The QX30 Sport also looks sufficiently premium and sporty inside and out. Particularly in the case of our Magnetic Red metallic test car, which came loaded with LED lighting, the Sport Leather package’s black leather upholstery with white accents, and the Technology package’s driver-assistance features, including a 360-degree monitor. The Sport’s exterior styling is arguably the best of the QX30 trio, thanks mostly to its larger wheels, lower stance, and more aggressive nose. Inside, the QX30 Sport’s cabin gets supportive seats and a black microsuede headliner (both standard), with better materials than one finds in the simpler cabin of the Volkswagen GTI or the GLA-class.
As configured, our test car would sticker for $43,150, but the Sport can be had for $39,450, a price that includes a panoramic sunroof and navigation. Admittedly that’s a steep climb from other Euro hatches such as the GTI, but it’s a fair value next to the Audi Q3, BMW X1, and Lexus NX that are the QX30’s stated competition.

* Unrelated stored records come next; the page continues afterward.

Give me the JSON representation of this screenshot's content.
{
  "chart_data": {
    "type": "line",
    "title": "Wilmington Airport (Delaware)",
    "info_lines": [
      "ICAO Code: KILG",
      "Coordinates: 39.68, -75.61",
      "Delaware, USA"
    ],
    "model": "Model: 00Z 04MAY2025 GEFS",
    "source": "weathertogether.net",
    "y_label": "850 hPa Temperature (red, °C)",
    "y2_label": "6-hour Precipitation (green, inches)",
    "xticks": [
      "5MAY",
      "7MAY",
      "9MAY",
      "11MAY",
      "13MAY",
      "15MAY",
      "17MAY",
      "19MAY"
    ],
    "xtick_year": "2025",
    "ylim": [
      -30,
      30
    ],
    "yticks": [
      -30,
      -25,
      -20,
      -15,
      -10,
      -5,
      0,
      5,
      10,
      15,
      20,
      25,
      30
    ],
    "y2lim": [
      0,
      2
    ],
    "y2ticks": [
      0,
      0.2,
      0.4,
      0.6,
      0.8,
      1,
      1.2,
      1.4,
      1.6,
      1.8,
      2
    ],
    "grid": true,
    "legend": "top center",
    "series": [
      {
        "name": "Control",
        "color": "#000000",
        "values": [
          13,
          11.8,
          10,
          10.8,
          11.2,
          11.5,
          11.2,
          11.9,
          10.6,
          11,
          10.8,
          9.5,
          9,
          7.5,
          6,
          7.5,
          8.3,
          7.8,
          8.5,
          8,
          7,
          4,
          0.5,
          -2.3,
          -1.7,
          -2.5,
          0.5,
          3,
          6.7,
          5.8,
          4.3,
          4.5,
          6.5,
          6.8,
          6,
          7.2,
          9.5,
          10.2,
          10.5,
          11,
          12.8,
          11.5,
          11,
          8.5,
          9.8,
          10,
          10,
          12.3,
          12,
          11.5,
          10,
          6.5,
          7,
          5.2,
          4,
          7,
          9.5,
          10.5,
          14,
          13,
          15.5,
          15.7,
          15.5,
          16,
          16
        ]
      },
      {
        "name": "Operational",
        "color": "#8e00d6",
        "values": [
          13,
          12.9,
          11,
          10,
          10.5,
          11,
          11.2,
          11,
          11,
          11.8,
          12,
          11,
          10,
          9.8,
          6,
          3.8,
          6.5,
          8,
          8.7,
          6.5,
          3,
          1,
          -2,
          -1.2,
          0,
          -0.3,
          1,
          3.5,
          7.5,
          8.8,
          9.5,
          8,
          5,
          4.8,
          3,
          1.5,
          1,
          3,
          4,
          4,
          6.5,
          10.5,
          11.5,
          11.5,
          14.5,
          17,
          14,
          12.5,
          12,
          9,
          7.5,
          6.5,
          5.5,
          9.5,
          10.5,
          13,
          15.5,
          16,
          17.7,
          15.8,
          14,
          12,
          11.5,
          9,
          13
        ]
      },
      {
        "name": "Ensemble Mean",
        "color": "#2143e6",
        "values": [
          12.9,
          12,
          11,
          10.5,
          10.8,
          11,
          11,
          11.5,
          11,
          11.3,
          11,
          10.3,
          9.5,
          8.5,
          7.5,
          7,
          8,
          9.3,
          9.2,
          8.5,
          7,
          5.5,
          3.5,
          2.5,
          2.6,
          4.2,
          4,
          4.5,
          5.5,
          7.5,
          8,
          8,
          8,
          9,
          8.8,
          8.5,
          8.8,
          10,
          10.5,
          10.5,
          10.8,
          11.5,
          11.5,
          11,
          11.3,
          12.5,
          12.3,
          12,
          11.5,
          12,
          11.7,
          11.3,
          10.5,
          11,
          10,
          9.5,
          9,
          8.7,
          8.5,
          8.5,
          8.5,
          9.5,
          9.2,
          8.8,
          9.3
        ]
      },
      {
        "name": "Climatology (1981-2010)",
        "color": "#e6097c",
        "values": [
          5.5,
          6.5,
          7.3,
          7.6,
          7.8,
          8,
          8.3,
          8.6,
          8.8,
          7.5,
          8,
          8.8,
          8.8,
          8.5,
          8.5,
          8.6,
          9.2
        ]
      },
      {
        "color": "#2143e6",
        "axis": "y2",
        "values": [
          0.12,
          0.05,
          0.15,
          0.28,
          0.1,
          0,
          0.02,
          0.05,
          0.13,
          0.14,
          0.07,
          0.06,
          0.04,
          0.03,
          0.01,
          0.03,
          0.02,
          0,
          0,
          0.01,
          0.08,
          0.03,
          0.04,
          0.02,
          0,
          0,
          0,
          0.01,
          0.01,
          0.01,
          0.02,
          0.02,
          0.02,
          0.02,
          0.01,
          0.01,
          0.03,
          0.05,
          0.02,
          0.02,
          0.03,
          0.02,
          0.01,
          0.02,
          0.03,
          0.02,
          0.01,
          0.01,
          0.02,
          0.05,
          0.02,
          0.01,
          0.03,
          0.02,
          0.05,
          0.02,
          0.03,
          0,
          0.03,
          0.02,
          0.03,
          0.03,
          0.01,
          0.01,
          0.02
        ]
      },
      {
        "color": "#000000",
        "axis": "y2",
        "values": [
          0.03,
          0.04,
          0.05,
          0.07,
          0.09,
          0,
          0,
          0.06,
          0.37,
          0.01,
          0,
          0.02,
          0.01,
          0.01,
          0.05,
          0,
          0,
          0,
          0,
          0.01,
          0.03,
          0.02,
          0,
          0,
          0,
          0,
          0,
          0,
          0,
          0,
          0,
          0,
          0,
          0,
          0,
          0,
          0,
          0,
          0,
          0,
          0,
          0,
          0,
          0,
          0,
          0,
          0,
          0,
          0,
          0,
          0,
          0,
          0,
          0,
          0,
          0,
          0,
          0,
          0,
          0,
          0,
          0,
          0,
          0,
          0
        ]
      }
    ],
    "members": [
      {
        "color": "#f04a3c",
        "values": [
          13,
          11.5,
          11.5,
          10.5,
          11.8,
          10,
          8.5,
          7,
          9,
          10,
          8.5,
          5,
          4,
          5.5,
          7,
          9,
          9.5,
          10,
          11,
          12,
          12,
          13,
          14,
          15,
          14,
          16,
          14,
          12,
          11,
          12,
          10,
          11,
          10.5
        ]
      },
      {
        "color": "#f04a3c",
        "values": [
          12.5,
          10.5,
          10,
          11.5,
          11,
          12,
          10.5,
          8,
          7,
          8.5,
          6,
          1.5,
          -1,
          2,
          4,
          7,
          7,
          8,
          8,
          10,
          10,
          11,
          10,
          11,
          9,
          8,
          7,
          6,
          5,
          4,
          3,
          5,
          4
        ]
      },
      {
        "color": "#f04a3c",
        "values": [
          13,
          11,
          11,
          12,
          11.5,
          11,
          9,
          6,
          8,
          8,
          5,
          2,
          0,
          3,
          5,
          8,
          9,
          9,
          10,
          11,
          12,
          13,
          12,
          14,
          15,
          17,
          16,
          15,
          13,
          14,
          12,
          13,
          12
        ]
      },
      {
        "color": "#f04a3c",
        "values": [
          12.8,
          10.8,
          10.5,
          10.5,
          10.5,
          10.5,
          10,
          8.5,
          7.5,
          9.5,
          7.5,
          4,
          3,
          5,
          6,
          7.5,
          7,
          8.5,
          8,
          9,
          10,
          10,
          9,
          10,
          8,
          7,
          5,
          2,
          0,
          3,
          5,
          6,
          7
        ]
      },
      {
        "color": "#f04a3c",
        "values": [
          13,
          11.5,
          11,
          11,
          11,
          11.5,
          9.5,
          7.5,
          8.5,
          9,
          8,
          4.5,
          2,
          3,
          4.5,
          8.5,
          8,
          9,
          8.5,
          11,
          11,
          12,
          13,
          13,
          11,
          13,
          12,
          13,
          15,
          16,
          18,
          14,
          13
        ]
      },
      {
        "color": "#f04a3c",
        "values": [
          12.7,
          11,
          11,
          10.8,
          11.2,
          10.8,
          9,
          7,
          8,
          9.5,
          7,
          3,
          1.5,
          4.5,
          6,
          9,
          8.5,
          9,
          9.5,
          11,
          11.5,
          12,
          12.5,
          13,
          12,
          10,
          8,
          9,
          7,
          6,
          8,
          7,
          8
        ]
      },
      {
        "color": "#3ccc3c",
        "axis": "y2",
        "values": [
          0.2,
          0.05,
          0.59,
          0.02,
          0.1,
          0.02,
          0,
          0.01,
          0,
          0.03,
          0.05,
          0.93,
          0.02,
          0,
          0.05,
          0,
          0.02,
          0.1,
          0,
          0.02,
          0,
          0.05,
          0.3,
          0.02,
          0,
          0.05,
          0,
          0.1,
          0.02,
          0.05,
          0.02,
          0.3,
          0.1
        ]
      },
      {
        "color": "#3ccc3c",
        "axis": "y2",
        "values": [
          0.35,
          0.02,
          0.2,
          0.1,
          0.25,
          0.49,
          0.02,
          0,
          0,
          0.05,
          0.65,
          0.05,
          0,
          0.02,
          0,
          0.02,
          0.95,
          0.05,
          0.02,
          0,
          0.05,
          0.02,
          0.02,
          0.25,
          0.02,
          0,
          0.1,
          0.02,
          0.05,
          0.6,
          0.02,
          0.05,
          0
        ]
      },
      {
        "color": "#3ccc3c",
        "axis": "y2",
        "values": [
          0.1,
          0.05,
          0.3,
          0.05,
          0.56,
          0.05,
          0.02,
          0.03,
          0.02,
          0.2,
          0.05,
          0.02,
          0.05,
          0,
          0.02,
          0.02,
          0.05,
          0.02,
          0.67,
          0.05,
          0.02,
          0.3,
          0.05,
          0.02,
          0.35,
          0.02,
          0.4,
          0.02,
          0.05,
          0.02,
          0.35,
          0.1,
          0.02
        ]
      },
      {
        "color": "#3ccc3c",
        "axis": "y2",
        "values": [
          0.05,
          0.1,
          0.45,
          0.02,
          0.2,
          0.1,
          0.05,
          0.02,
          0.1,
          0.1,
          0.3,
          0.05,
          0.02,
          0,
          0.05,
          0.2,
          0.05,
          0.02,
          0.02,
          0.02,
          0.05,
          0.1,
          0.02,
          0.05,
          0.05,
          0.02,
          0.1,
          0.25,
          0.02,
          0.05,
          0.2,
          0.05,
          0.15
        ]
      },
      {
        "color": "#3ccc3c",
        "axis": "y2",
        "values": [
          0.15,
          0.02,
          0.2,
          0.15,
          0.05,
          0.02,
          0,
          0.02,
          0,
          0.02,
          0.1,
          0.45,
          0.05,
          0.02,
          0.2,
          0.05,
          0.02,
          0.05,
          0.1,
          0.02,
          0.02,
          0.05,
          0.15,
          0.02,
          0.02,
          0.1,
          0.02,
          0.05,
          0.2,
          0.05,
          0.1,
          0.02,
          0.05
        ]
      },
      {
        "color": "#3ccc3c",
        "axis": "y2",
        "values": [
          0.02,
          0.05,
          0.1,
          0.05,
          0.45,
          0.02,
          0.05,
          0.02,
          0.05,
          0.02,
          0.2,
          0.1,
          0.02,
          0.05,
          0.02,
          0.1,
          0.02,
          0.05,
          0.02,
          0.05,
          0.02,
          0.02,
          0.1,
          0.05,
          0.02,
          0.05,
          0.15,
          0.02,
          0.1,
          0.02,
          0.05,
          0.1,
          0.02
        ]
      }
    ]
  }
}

But those are crossovers. And as we’ve stated before, the QX30 Sport is not really a crossover, but rather a Euro hatch, one that Infiniti happily did not leave in Europe.
VEHICLE TYPE: front-engine, front-wheel-drive, 5-passenger, 4-door hatchback
BASE PRICE: $39,450
ENGINE TYPE: turbocharged and intercooled DOHC 16-valve inline-4, aluminum block and head, direct fuel injection
Displacement: 122 cu in, 1991 cc
Power: 208 hp @ 5500 rpm
Torque: 258 lb-ft @ 1200 rpm
TRANSMISSION: 7-speed dual-clutch automatic with manual shifting mode
Wheelbase: 106.3 in
Length: 174.2 in
Width: 71.5 in Height: 58.1 in
Passenger volume: 89 cu ft
Cargo volume: 19 cu ft
Curb weight: 3250 lb (C/D est)
PERFORMANCE (C/D EST):
Zero to 60 mph: 6.7 sec
Zero to 100 mph: 17.9 sec
Standing ¼-mile: 15.1 sec
Top speed: 130 mph
FUEL ECONOMY (C/D EST):
EPA city/highway driving: 25/32 mpg
Nobody likes feeling robbed of their money at the gas station. We all need to do our best while we still use it to use as little amounts as possible, and spend as little as possible as well. Here are a few different ways of saving gas money.